What size/kind of tire did you use?
How gnarly was that steep descent on dirt?
Any bad washboard ?
I've often thought of the ride since familiar w it from driving it- but no bail out and poor re-supply options. Good to hear its do-able


----------



## ispoke (Feb 28, 2005)

I've been using 33mm Jack Brown tires on my blue bike for a few years now and really like them. They're equally adept at urban potholes & railroad tracks as well as dirt roads and heavy load hauling.

The large climb and descent is on pavement south of Buffalo Creek. So no dirt to worry about there. The dirt road along the S. Platte River hugs the shoreline, so grades are mild. There are some sections with washboard. Sometimes I rode near the middle to avoid the worst.

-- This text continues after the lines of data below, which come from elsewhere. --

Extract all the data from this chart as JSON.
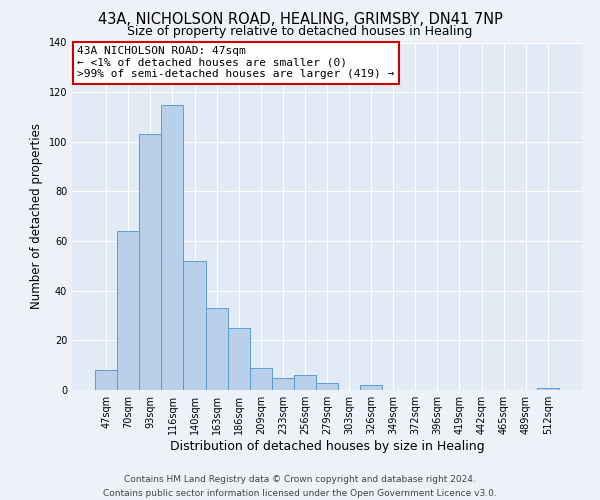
{
  "title_line1": "43A, NICHOLSON ROAD, HEALING, GRIMSBY, DN41 7NP",
  "title_line2": "Size of property relative to detached houses in Healing",
  "xlabel": "Distribution of detached houses by size in Healing",
  "ylabel": "Number of detached properties",
  "bar_labels": [
    "47sqm",
    "70sqm",
    "93sqm",
    "116sqm",
    "140sqm",
    "163sqm",
    "186sqm",
    "209sqm",
    "233sqm",
    "256sqm",
    "279sqm",
    "303sqm",
    "326sqm",
    "349sqm",
    "372sqm",
    "396sqm",
    "419sqm",
    "442sqm",
    "465sqm",
    "489sqm",
    "512sqm"
  ],
  "bar_values": [
    8,
    64,
    103,
    115,
    52,
    33,
    25,
    9,
    5,
    6,
    3,
    0,
    2,
    0,
    0,
    0,
    0,
    0,
    0,
    0,
    1
  ],
  "bar_color": "#b8d0ea",
  "bar_edge_color": "#5b9bd5",
  "ylim": [
    0,
    140
  ],
  "yticks": [
    0,
    20,
    40,
    60,
    80,
    100,
    120,
    140
  ],
  "annotation_box_text_line1": "43A NICHOLSON ROAD: 47sqm",
  "annotation_box_text_line2": "← <1% of detached houses are smaller (0)",
  "annotation_box_text_line3": ">99% of semi-detached houses are larger (419) →",
  "annotation_box_color": "white",
  "annotation_box_edge_color": "#cc0000",
  "footer_line1": "Contains HM Land Registry data © Crown copyright and database right 2024.",
  "footer_line2": "Contains public sector information licensed under the Open Government Licence v3.0.",
  "bg_color": "#eef2f8",
  "plot_bg_color": "#e2eaf5",
  "grid_color": "#ffffff",
  "title1_fontsize": 10.5,
  "title2_fontsize": 9,
  "ylabel_fontsize": 8.5,
  "xlabel_fontsize": 9,
  "tick_fontsize": 7,
  "annot_fontsize": 8,
  "footer_fontsize": 6.5
}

Other times near the edge but it was gravelly. It goes hand-in-hand with unpaved routes. That said, 'roadies' using high pressure 25mm tires would enjoy it less. Next time I'll probably try the route on my green bike with the 28mm Roly tires.

With food and drinks in Buffalo Creek and Deckers, nourishment shouldn't be an issue. I have two small kids at home and am woefully out of shape. So on a day with temps rising into the 90s, I was taxed by the end. But on a milder day I'd encourage any eager rider to give it a go. And there's no dealing with the crowds up on I-70...


----------